Empty strings at the beginning and end of split
From the fine manual:
split(pattern=$;, [limit]) → anArray
[...]
If the limit parameter is omitted, trailing null fields are suppressed. If limit is a positive number, at most that number of fields will be returned (if limit is 1, the entire string is returned as the only entry in an array). If negative, there is no limit to the number of fields returned, and trailing null fields are not suppressed.
So trailing "null fields" are suppressed because the documentation says they are. If you want the trailing empty string, ask for it:
'abc'.split(/c/, -1) # [ 'ab', '' ]
Why would it behave that way? Probably because it matches Perl's split
behavior:
If
LIMIT
is negative, it is treated as if it were instead arbitrarily large; as many fields as possible are produced.
and we see that using a negative limit
, again, gives us the trailing empty string:
$ perl -e 'print join(",", split(/c/, "abc")), "\n"'
ab
$ perl -e 'print join(",", split(/c/, "abc", -1)), "\n"'
ab,
Why copy Perl's behavior?
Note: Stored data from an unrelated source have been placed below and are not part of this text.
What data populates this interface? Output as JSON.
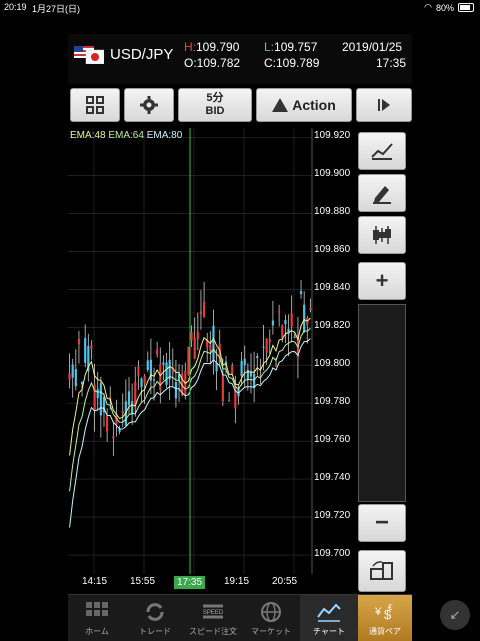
{
  "status": {
    "time": "20:19",
    "date": "1月27日(日)",
    "battery": "80%"
  },
  "header": {
    "pair": "USD/JPY",
    "high_label": "H:",
    "high": "109.790",
    "low_label": "L:",
    "low": "109.757",
    "open_label": "O:",
    "open": "109.782",
    "close_label": "C:",
    "close": "109.789",
    "date": "2019/01/25",
    "time": "17:35"
  },
  "toolbar": {
    "interval": "5分",
    "price_type": "BID",
    "action": "Action"
  },
  "chart": {
    "ema_labels": [
      "EMA:48",
      "EMA:64",
      "EMA:80"
    ],
    "colors": {
      "ema48": "#f1f58a",
      "ema64": "#b9f2a6",
      "ema80": "#c9f5ff",
      "up": "#4fc4e8",
      "down": "#e43b3b",
      "cursor": "#38c54a"
    },
    "y_labels": [
      "109.920",
      "109.900",
      "109.880",
      "109.860",
      "109.840",
      "109.820",
      "109.800",
      "109.780",
      "109.760",
      "109.740",
      "109.720",
      "109.700"
    ],
    "x_labels": [
      "14:15",
      "15:55",
      "17:35",
      "19:15",
      "20:55"
    ],
    "selected_x": "17:35"
  },
  "chart_data": {
    "type": "candlestick",
    "xlabel": "",
    "ylabel": "",
    "ylim": [
      109.69,
      109.925
    ],
    "x": [
      "14:15",
      "15:55",
      "17:35",
      "19:15",
      "20:55"
    ],
    "series": [
      {
        "name": "EMA:48"
      },
      {
        "name": "EMA:64"
      },
      {
        "name": "EMA:80"
      }
    ]
  },
  "tabs": [
    {
      "label": "ホーム",
      "icon": "grid-icon"
    },
    {
      "label": "トレード",
      "icon": "refresh-icon"
    },
    {
      "label": "スピード注文",
      "icon": "speed-icon"
    },
    {
      "label": "マーケット",
      "icon": "globe-icon"
    },
    {
      "label": "チャート",
      "icon": "chart-icon",
      "active": true
    },
    {
      "label": "通貨ペア",
      "icon": "currency-icon"
    }
  ]
}
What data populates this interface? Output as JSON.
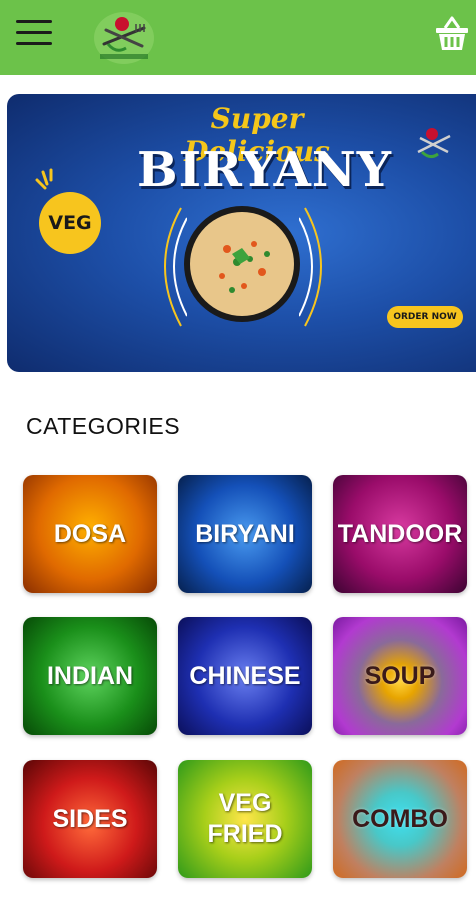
{
  "header": {
    "menu_icon": "hamburger-menu-icon",
    "logo_icon": "restaurant-logo-fork-knife",
    "cart_icon": "shopping-basket-icon",
    "background_color": "#6cc24a"
  },
  "banner": {
    "superline": "Super Delicious",
    "title": "BIRYANY",
    "badge": "VEG",
    "cta": "ORDER NOW",
    "accent_color": "#f7c51e"
  },
  "categories": {
    "heading": "CATEGORIES",
    "items": [
      {
        "label": "DOSA"
      },
      {
        "label": "BIRYANI"
      },
      {
        "label": "TANDOOR"
      },
      {
        "label": "INDIAN"
      },
      {
        "label": "CHINESE"
      },
      {
        "label": "SOUP"
      },
      {
        "label": "SIDES"
      },
      {
        "label": "VEG FRIED"
      },
      {
        "label": "COMBO"
      }
    ]
  }
}
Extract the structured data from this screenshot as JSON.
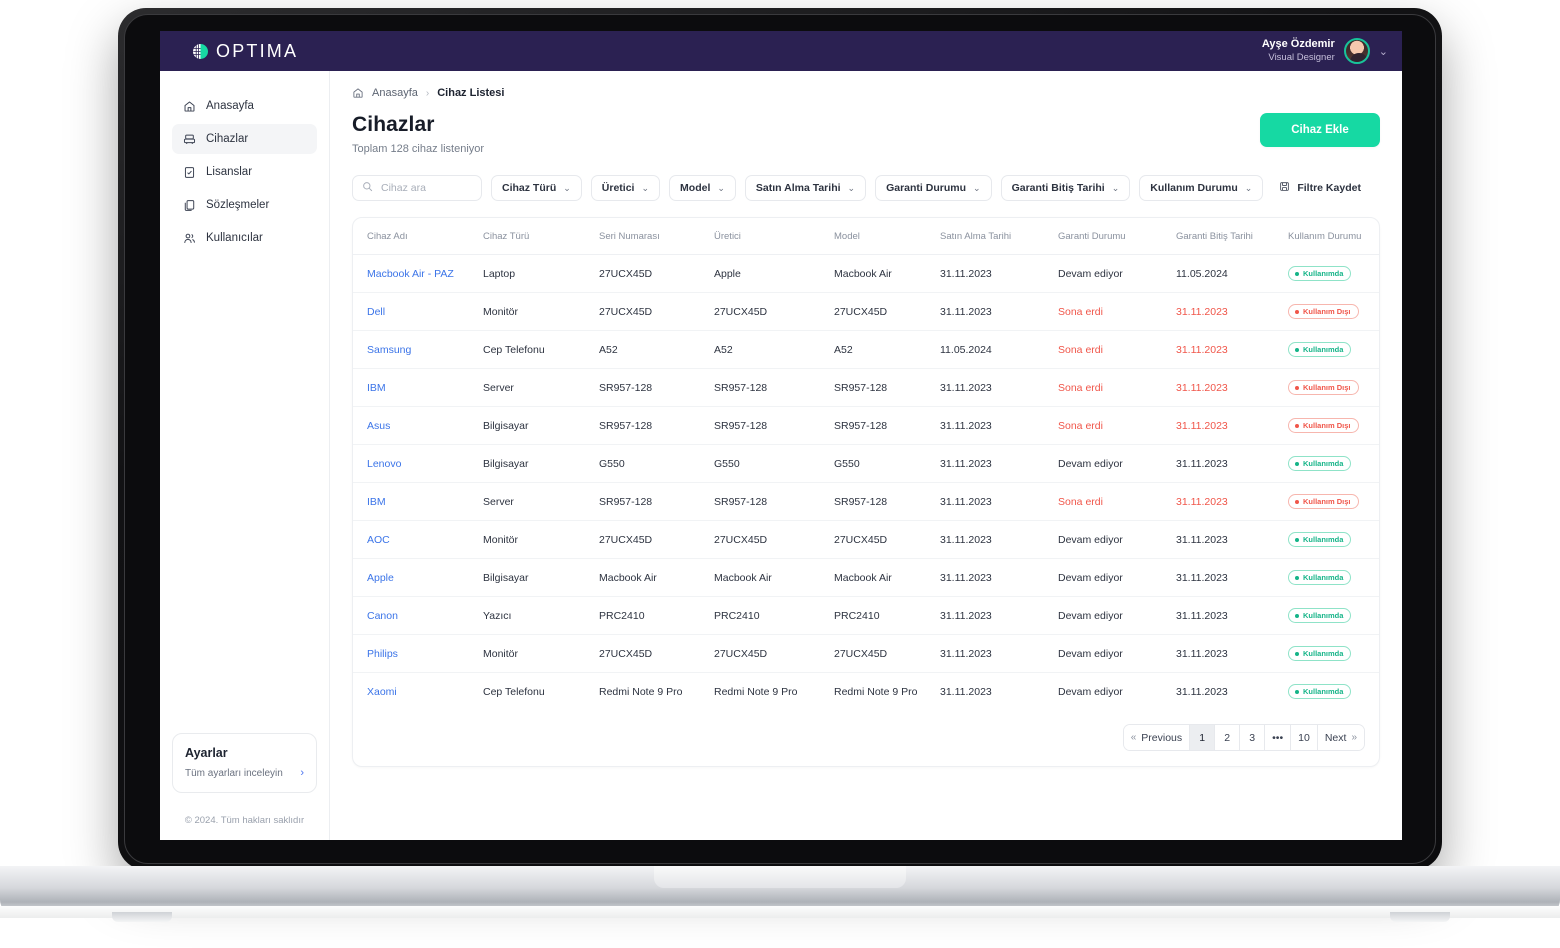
{
  "brand": {
    "name": "OPTIMA",
    "accent": "#16d9a3",
    "topbar_bg": "#2b2152",
    "link": "#3b74e8",
    "danger": "#f0564a"
  },
  "user": {
    "name": "Ayşe Özdemir",
    "role": "Visual Designer",
    "caret": "⌄"
  },
  "sidebar": {
    "items": [
      {
        "label": "Anasayfa",
        "icon": "home-icon",
        "active": false
      },
      {
        "label": "Cihazlar",
        "icon": "device-icon",
        "active": true
      },
      {
        "label": "Lisanslar",
        "icon": "license-icon",
        "active": false
      },
      {
        "label": "Sözleşmeler",
        "icon": "contract-icon",
        "active": false
      },
      {
        "label": "Kullanıcılar",
        "icon": "users-icon",
        "active": false
      }
    ],
    "settings": {
      "title": "Ayarlar",
      "subtitle": "Tüm ayarları inceleyin",
      "arrow": "›"
    },
    "copyright": "© 2024. Tüm hakları saklıdır"
  },
  "breadcrumb": {
    "home": "Anasayfa",
    "separator": "›",
    "current": "Cihaz Listesi"
  },
  "page": {
    "title": "Cihazlar",
    "subtitle": "Toplam 128 cihaz listeniyor",
    "add_button": "Cihaz Ekle"
  },
  "search": {
    "placeholder": "Cihaz ara",
    "value": ""
  },
  "filters": [
    {
      "label": "Cihaz Türü"
    },
    {
      "label": "Üretici"
    },
    {
      "label": "Model"
    },
    {
      "label": "Satın Alma Tarihi"
    },
    {
      "label": "Garanti Durumu"
    },
    {
      "label": "Garanti Bitiş Tarihi"
    },
    {
      "label": "Kullanım Durumu"
    }
  ],
  "save_filter": {
    "label": "Filtre Kaydet",
    "icon": "save-icon"
  },
  "table": {
    "columns": [
      "Cihaz Adı",
      "Cihaz Türü",
      "Seri Numarası",
      "Üretici",
      "Model",
      "Satın Alma Tarihi",
      "Garanti Durumu",
      "Garanti Bitiş Tarihi",
      "Kullanım Durumu"
    ],
    "rows": [
      {
        "name": "Macbook Air - PAZ",
        "type": "Laptop",
        "serial": "27UCX45D",
        "maker": "Apple",
        "model": "Macbook Air",
        "purchase": "31.11.2023",
        "warranty": "Devam ediyor",
        "warranty_expired": false,
        "warranty_end": "11.05.2024",
        "end_expired": false,
        "usage": "Kullanımda",
        "usage_active": true
      },
      {
        "name": "Dell",
        "type": "Monitör",
        "serial": "27UCX45D",
        "maker": "27UCX45D",
        "model": "27UCX45D",
        "purchase": "31.11.2023",
        "warranty": "Sona erdi",
        "warranty_expired": true,
        "warranty_end": "31.11.2023",
        "end_expired": true,
        "usage": "Kullanım Dışı",
        "usage_active": false
      },
      {
        "name": "Samsung",
        "type": "Cep Telefonu",
        "serial": "A52",
        "maker": "A52",
        "model": "A52",
        "purchase": "11.05.2024",
        "warranty": "Sona erdi",
        "warranty_expired": true,
        "warranty_end": "31.11.2023",
        "end_expired": true,
        "usage": "Kullanımda",
        "usage_active": true
      },
      {
        "name": "IBM",
        "type": "Server",
        "serial": "SR957-128",
        "maker": "SR957-128",
        "model": "SR957-128",
        "purchase": "31.11.2023",
        "warranty": "Sona erdi",
        "warranty_expired": true,
        "warranty_end": "31.11.2023",
        "end_expired": true,
        "usage": "Kullanım Dışı",
        "usage_active": false
      },
      {
        "name": "Asus",
        "type": "Bilgisayar",
        "serial": "SR957-128",
        "maker": "SR957-128",
        "model": "SR957-128",
        "purchase": "31.11.2023",
        "warranty": "Sona erdi",
        "warranty_expired": true,
        "warranty_end": "31.11.2023",
        "end_expired": true,
        "usage": "Kullanım Dışı",
        "usage_active": false
      },
      {
        "name": "Lenovo",
        "type": "Bilgisayar",
        "serial": "G550",
        "maker": "G550",
        "model": "G550",
        "purchase": "31.11.2023",
        "warranty": "Devam ediyor",
        "warranty_expired": false,
        "warranty_end": "31.11.2023",
        "end_expired": false,
        "usage": "Kullanımda",
        "usage_active": true
      },
      {
        "name": "IBM",
        "type": "Server",
        "serial": "SR957-128",
        "maker": "SR957-128",
        "model": "SR957-128",
        "purchase": "31.11.2023",
        "warranty": "Sona erdi",
        "warranty_expired": true,
        "warranty_end": "31.11.2023",
        "end_expired": true,
        "usage": "Kullanım Dışı",
        "usage_active": false
      },
      {
        "name": "AOC",
        "type": "Monitör",
        "serial": "27UCX45D",
        "maker": "27UCX45D",
        "model": "27UCX45D",
        "purchase": "31.11.2023",
        "warranty": "Devam ediyor",
        "warranty_expired": false,
        "warranty_end": "31.11.2023",
        "end_expired": false,
        "usage": "Kullanımda",
        "usage_active": true
      },
      {
        "name": "Apple",
        "type": "Bilgisayar",
        "serial": "Macbook Air",
        "maker": "Macbook Air",
        "model": "Macbook Air",
        "purchase": "31.11.2023",
        "warranty": "Devam ediyor",
        "warranty_expired": false,
        "warranty_end": "31.11.2023",
        "end_expired": false,
        "usage": "Kullanımda",
        "usage_active": true
      },
      {
        "name": "Canon",
        "type": "Yazıcı",
        "serial": "PRC2410",
        "maker": "PRC2410",
        "model": "PRC2410",
        "purchase": "31.11.2023",
        "warranty": "Devam ediyor",
        "warranty_expired": false,
        "warranty_end": "31.11.2023",
        "end_expired": false,
        "usage": "Kullanımda",
        "usage_active": true
      },
      {
        "name": "Philips",
        "type": "Monitör",
        "serial": "27UCX45D",
        "maker": "27UCX45D",
        "model": "27UCX45D",
        "purchase": "31.11.2023",
        "warranty": "Devam ediyor",
        "warranty_expired": false,
        "warranty_end": "31.11.2023",
        "end_expired": false,
        "usage": "Kullanımda",
        "usage_active": true
      },
      {
        "name": "Xaomi",
        "type": "Cep Telefonu",
        "serial": "Redmi Note 9 Pro",
        "maker": "Redmi Note 9 Pro",
        "model": "Redmi Note 9 Pro",
        "purchase": "31.11.2023",
        "warranty": "Devam ediyor",
        "warranty_expired": false,
        "warranty_end": "31.11.2023",
        "end_expired": false,
        "usage": "Kullanımda",
        "usage_active": true
      }
    ]
  },
  "pagination": {
    "previous": "Previous",
    "prev_chevron": "«",
    "next": "Next",
    "next_chevron": "»",
    "pages": [
      "1",
      "2",
      "3",
      "•••",
      "10"
    ],
    "active_page": "1"
  }
}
Ask Matz.
After reading AWK's specification following mu is too short, I came to feel that the original intention for split
in AWK was to extract substrings that correspond to fields, each of which is terminated by a punctuation mark like ,
, .
, and the separator was considered something like an "end of field character". The intention was not splitting a string symmetrically into the left and the right side of each separator position, but was terminating a substring on the left side of a separator position. Under this conception, it makes sense to always have some string (even if it is empty) on the left of the separator, but not necessarily on the right side of the separator. This may have been inherited to Ruby via Perl.